Comissão da reforma política vota a partir das 14h relatório que regulamenta texto em discussão no plenário
Fabio Rodrigues Pozzebom/Agência Brasil - 9.8.17
Comissão da reforma política vota a partir das 14h relatório que regulamenta texto em discussão no plenário

O plenário da Câmara dos Deputados volta nesta terça-feira (29) a analisar a proposta de reforma política , projeto que cria um fundo bilionário com dinheiro público para custear campanhas eleitorais e altera as regras para a eleição de deputados e vereadores, criando o chamado "distritão". A votação começou na última quarta-feira (23), quando, diante de impasses, os deputados decidiram votar o texto por temas.

Sem Rodrigo Maia (DEM-RJ), presidente da Câmara que está cobrindo a vacância na Presidência da República durante a viagem de Temer à Chinacaberá ao deputado André Fufuca (PP-MA) conduzir os trabalhos em busca da aprovação da reforma política .

Na semana passada, foi decidido que o primeiro tema a ser analisado nesta terça-feira será a regra para eleição de deputados e vereadores. A proposta prevê o modelo majoritário, chamado “distritão”, para as eleições de 2018 e 2020. Nesse sistema, são eleitos os mais votados, como já ocorre na eleição para senador e para cargos do Poder Executivo.

A partir de 2022, a PEC prevê o sistema distrital misto, em que o eleitor faz dois votos: escolhe um candidato e um partido. Metade das vagas vai para os candidatos mais votados nos distritos; e as outras são preenchidas pelos desempenhos dos partidos, seguindo uma lista divulgada antes das eleições.

Caso a s divergências sobre o fundo de financiamento de campanhas e o novo sistema eleitoral prevaleçam, é possível que uma outra proposta 'fure a fila' de votações.

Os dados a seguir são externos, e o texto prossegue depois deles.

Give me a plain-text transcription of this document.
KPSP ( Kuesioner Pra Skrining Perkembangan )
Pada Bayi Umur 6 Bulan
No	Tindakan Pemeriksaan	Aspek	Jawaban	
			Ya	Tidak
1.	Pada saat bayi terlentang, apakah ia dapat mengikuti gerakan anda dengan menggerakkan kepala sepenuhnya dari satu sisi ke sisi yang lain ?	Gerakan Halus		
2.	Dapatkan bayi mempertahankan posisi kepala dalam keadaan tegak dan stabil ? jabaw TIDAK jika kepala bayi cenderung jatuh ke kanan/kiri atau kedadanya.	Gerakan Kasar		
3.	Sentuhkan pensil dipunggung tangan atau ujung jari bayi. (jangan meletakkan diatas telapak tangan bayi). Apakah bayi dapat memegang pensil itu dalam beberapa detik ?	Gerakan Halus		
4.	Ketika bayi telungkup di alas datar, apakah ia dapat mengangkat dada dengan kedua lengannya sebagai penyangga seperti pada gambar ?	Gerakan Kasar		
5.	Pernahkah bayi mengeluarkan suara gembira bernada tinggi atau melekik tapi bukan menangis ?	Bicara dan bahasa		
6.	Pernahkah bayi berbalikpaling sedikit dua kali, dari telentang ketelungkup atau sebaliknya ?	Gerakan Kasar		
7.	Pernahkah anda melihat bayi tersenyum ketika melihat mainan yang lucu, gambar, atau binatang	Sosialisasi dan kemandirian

Esse segundo texto mantém o sistema proporcional adotado atualmente, mas extingue as coligações entre partidos a partir de 2018   e cria uma cláusula de desempenho para as legendas – o que, na prática, poderá reduzir o número de partidos.

Qualquer mudança só será aprovada se houver o voto favorável de ao menos 308 deputados, em dois turnos de votação. Para valer já nas próximas eleições, as propostas precisam ser votadas pela Câmara e pelo Senado até o início de outubro, um ano antes do pleito – daí a pressa dos parlamentares.

Comissão

O corre-corre para aprovar alterações no sistema político a tempo de influenciar nas eleições do ano que vem faz com que, também nesta terça-feira, a comissão especial da reforma política se reúna para tentar votar o relatório do deputado Vicente Candido (PT-SP). Esse texto vai regulamentar os pontos previstos na PEC em análise no plenário (como o financiamento público de campanhas e o "distritão").